To George Washington from Colonel Henry Beekman Livingston, 1 February 1778

From Colonel Henry Beekman Livingston

Camp Valley Forge
1st Febr. 1778

Sir
May it please Your Excellency

The Enclosed I send you at the Request of Captain Samuel Sacket, and Captain Timothy Hughs of Colonel James Livingston’s Regiment1 and as I have no Reasonable Objection against the proposed Exchange, have refered them to Your Excellency, Only Observeing, that if it meets with Your Approbation and Colonel James Livingston is perfectly Satisfied with these proposals which I Shall Acquaint him with, when Captain Hughs returns to Albany: That I would wish Captain Hughs and his Volunteers to Arrive here before Captain Sacket and his Men Depart for Albany.
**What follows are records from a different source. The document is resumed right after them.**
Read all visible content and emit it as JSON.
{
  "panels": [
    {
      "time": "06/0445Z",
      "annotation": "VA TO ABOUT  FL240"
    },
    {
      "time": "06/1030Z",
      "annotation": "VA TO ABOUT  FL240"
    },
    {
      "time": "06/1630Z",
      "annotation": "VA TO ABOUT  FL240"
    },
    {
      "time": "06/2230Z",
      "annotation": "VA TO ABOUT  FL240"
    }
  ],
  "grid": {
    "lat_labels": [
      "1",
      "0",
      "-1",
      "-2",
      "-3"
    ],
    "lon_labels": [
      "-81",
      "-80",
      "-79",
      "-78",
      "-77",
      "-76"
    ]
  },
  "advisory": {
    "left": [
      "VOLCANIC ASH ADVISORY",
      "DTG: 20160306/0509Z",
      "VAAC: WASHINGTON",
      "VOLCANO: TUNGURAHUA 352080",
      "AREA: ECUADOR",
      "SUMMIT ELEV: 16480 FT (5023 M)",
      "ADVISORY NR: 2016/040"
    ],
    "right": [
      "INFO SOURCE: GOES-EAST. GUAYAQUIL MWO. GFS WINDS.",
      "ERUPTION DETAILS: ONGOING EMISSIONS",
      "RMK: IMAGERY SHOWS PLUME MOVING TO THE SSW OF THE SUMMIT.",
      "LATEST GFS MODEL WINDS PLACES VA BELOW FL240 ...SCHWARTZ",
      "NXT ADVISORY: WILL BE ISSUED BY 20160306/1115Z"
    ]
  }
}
I Am Sir with the Greatest Respect Your Excellencies Most Obt Humble Servt

Henry B: Livingston

ALS, DLC:GW.

1The enclosure has not been identified, though it likely had something to do with an exchange of Samuel Sacket’s company of Henry Beekman Livingston’s 4th New York Regiment for Timothy Hughes’s company of the 1st Canadian Regiment, which had been ordered to Albany as a contingent of the impending Canadian expedition. Timothy Hughes (1748–1792) had been appointed a second lieutenant of the 1st New York Regiment in June 1775, and in 1776 he rose to the rank of first lieutenant of Col. John Nicholson’s New York Regiment. In April 1777 Congress resolved to appoint Hughes a captain in the 1st Canadian Regiment, and he resigned in October 1778. James Livingston (1747–1832) was colonel of the 1st Canadian Regiment from November 1775 until January 1781.